A user looking at a Facebook page in Hanoi, Vietnam. Photo by Reuters/Kham |
“The ratification of the cybersecurity law is aimed at creating a safe and healthy cyberspace, protecting the legitimate rights and interests of organizations and individuals online, and ensuring national security as well as social order and safety," the ministry's spokesperson Le Thi Thu Hang said in a statement.
Hang stressed that the law, which was ratified last month, was passed with high approval rate after going through multiple rounds of discussion and open, transparent consultations involving lawmakers, experts, businesses and the general public.
Seventeen U.S. lawmakers on Wednesday urged the CEOs of tech giants Facebook and Google to resist changes stipulated by Vietnam's new cybersecurity law in the name of "promoting openness and connectivity."
In a letter to the two CEOs, the lawmakers said the issue would be raised diplomatically and at the highest levels if the Vietnamese government coerces the two companies to "aid and abet censorship."

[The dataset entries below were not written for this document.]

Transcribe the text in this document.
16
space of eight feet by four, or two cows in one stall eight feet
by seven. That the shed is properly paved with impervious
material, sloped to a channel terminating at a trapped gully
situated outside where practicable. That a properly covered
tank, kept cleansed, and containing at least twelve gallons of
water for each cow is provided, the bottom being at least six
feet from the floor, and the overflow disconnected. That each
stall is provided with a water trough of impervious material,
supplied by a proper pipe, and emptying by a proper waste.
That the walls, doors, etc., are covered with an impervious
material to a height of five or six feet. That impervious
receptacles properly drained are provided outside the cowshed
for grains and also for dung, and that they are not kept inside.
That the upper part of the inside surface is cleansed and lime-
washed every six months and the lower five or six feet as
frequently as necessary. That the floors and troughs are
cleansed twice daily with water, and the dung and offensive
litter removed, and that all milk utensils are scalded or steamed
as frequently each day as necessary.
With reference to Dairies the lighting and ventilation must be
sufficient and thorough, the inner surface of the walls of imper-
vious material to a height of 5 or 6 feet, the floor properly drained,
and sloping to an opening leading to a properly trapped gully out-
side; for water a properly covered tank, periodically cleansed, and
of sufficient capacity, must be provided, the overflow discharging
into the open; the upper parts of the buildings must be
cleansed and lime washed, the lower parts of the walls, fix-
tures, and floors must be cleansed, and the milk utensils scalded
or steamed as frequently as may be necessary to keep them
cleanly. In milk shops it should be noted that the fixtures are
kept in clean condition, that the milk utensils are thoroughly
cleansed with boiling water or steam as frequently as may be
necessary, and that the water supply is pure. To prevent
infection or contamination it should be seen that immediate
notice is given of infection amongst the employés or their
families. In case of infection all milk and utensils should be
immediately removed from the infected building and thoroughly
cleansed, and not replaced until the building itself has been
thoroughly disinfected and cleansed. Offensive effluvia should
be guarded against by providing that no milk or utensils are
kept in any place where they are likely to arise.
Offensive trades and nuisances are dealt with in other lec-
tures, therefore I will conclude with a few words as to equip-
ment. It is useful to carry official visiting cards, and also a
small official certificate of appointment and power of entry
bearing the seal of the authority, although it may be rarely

In response, Hang reaffirmed Vietnam's consistent policy to provide favorable conditions for foreign businesses and investors to operate in Vietnam.
“As in any other country, the activities of foreign businesses and investors should comply with the laws of the host country,” the spokesperson said in a statement.
Additionally, she said freedom of speech is a right enshrined in Vietnam's Constitution and is being practiced.
“The state of Vietnam always respects and facilitates the rights of its citizens to exercise freedom and democracy but is resolutely against the abuse of those rights to commit illegal activities,” Hang added.
Vietnam's cybersecurity law was approved by a majority vote in the country's top legislative body, the National Assembly, on June 12 after 86 percent of MPs present voted in favor.
The new law, which will take effect in 2019, bans internet users from organizing, encouraging or training other people for anti-state purposes.
They are not allowed to distort history, negate the nation’s revolutionary achievements, undermine national solidarity, offend religions and discriminate on the basis of gender and race.
The law also requires foreign businesses to open representative offices in Vietnam and store their Vietnamese users' data in Vietnamese territory.
Businesses will have to provide users’ data to the Ministry of Public Security upon receipt of requests in writing, in cases where any infringement of the cybersecurity law is being investigated.